C’è forse un’immagine che può rappresentare meglio di altre l’essenza del citizen journalism. 12 marzo 2013: Jorge Bergoglio si affaccia a San Pietro e viene presentato come il nuovo papa, Francesco. Decine di migliaia di occhi sono su di lui, come è ovvio che sia, ma anche migliaia si smartphone. E questo non è ovvio per nulla. Anzi, è la prima volta che un nuovo pontefice è accolto così.

Migliaia di persone in quel momento hanno testimoniato un evento e hanno reso partecipi gli assenti di ciò che stavano vedendo. Ognuno dal suo punto di vista, così come avrebbe fatto un inviato di guerra.

In quel momento, forse inconsapevolmente, migliaia di persone si sono trasformate in giornalisti. Per la precisione, in citizen journalist.

Da dove nasce il citizen journalism? E qual è il suo impatto sul mondo dell’informazione?

Come la maggior parte dei cambiamenti degli ultimi due decenni, l’origine va rintracciata nelle tecnologie digitali. Il web prima e il web 2.0 poi (quindi i social media) hanno interconnesso le persone tra di loro, hanno dotato tutti di un pulpito dal quale parlare. Hanno fatto emergere una esigenza certamente insita nell’uomo, ma di cui prima non si aveva consapevolezza – non in questi termini almeno: l’esigenza di partecipare. Di dire e non solo di ascoltare. Grazie alla possibilità di “parlare al mondo”, l’uomo ha scoperto che il vecchio modello dell’informazione – in cui c’era un informatore e c’era un fruitore – era obsoleto. Ha scoperto che la comunicazione poteva, e anzi doveva, essere biunivoca.

Il ché, unito alla reale possibilità di filmare, fotografare e pubblicare in tempo reale, ha posto le basi per lo sviluppo del citizen journalism.

Il fenomeno ha una valenza epocale, molto più significativa di quello che si pensa. Le conseguenze nel mondo dell’informazioni sono molte e tutte importanti non solo dal punto di vista culturale, ma anche economico.

Sul fronte culturale, o forse metodologico, si assiste alla perdita di professionalità. Il giornalista è quella figura che non solo riporta una notizia, ma la filtra e la interpreta secondo un paradigma che dipende dalla sua esperienza ma soprattutto da una deontologia precisa e condivisa dai colleghi. Il citizen journalism è, in un certo senso, un “cane sciolto”. L’evento, quando non è riportato in modo nudo e crudo, viene trasmesso attraverso paradigmi frammentati, che variano da mittente a mittente. Questo è un bene o un male?
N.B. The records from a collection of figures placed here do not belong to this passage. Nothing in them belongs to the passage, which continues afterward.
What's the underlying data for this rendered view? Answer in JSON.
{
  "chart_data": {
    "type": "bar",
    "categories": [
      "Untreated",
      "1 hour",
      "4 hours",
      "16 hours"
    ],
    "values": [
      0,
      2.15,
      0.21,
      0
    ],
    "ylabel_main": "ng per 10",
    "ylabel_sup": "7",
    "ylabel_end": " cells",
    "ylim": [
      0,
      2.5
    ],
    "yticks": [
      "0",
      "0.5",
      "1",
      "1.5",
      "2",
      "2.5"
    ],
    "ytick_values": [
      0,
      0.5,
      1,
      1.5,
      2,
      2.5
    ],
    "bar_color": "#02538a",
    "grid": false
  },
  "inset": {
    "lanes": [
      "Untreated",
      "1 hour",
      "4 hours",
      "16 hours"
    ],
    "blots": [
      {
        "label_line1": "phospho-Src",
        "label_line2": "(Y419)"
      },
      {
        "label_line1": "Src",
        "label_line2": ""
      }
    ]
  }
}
La risposta è dei posteri, ma nella migliore delle ipotesi si può affermare che si perde qualcosa in professionalità.

Il corollario di tutto ciò sta nella perdita di importanza di un certo tipo di giornalismo professionistico, specie quello della carta stampata e, ancora di più, quello dei quotidiani.

Oggi ha poco senso, per una testata, puntare sulle classiche “notizie fresche”. Per quanto competente e attrezzata possa essere la redazione, questa verrà sempre superata da un ragazzo con lo smartphone e con una connessione internet.

Il giornalismo professionistico, quindi, è chiamato a cambiare la sua missione. Non deve riportare notizie, deve commentarle, interpretarle. Deve trasformarsi in un giornalismo delle “riflessioni”. Su questo fronte, infatti, non potrà mai essere battuto dal citizen journalism. Nessuna nuova tecnologia potrà mai sostituire l’uomo nel suo lavoro di immaginazione e di creatività.